On election day I follow the advice of the great philosopher George Carlin:
And I’m not alone. During presidential elections voter turnout usually hovers around 60 percent, which means roughly 40 percent of eligible voters stay home as well (thank them for not trying to force their beliefs on you). Voter burnout during non-presidential national elections is generally lower while municipal elections are usually lower yet. In Wichita, Kansas the turnout for City Council District 1 was even lower than most municipal elections:
Three hours into voting for Wichita City Council District 1, the race was locked in a four-way tie.
Zero, zero, zero to zero.
Advance voting in the Aug. 1 primary election opened at 8 a.m. Monday at the Sedgwick County election office downtown.
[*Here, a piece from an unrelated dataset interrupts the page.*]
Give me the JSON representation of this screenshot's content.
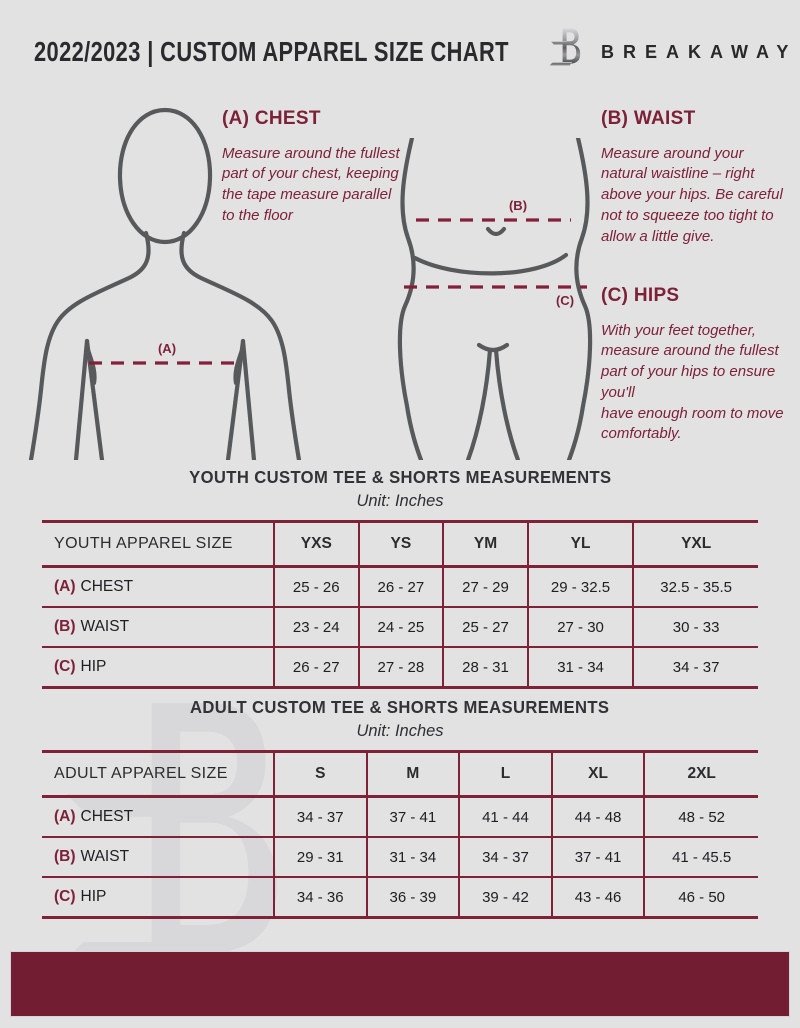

But by 11 a.m., “We haven’t had anyone vote yet,” Election Commissioner Tabitha Lehman said. “It’s sad.”
By the end of the day a total of seven people showed up to the polls. Everybody else in that district might want to find out who those seven fools were and steer clear of them since they obviously have an interest in forcing their beliefs on their neighbors but I digress. Democratically elected governments derive their “legitimacy” from numbers. The more people who vote for a government the more “legitimate” it claims to be. However, when nobody votes or only a handful of people vote the elected government can’t claim much “legitimacy.” How can an elected official claim to represent the people if only three or four people voted for them?
One of the best ways to strip a democratically elected government of its “legitimacy” is to join the rest of us who stay home on election day. After all, if the president was actually decided by the choice made by the plurality of eligible voters then Donald Trump wouldn’t be in office nor would anybody else because the plurality said that they didn’t want a ruler (See how easy it is to point out that the president doesn’t actually represent the people?).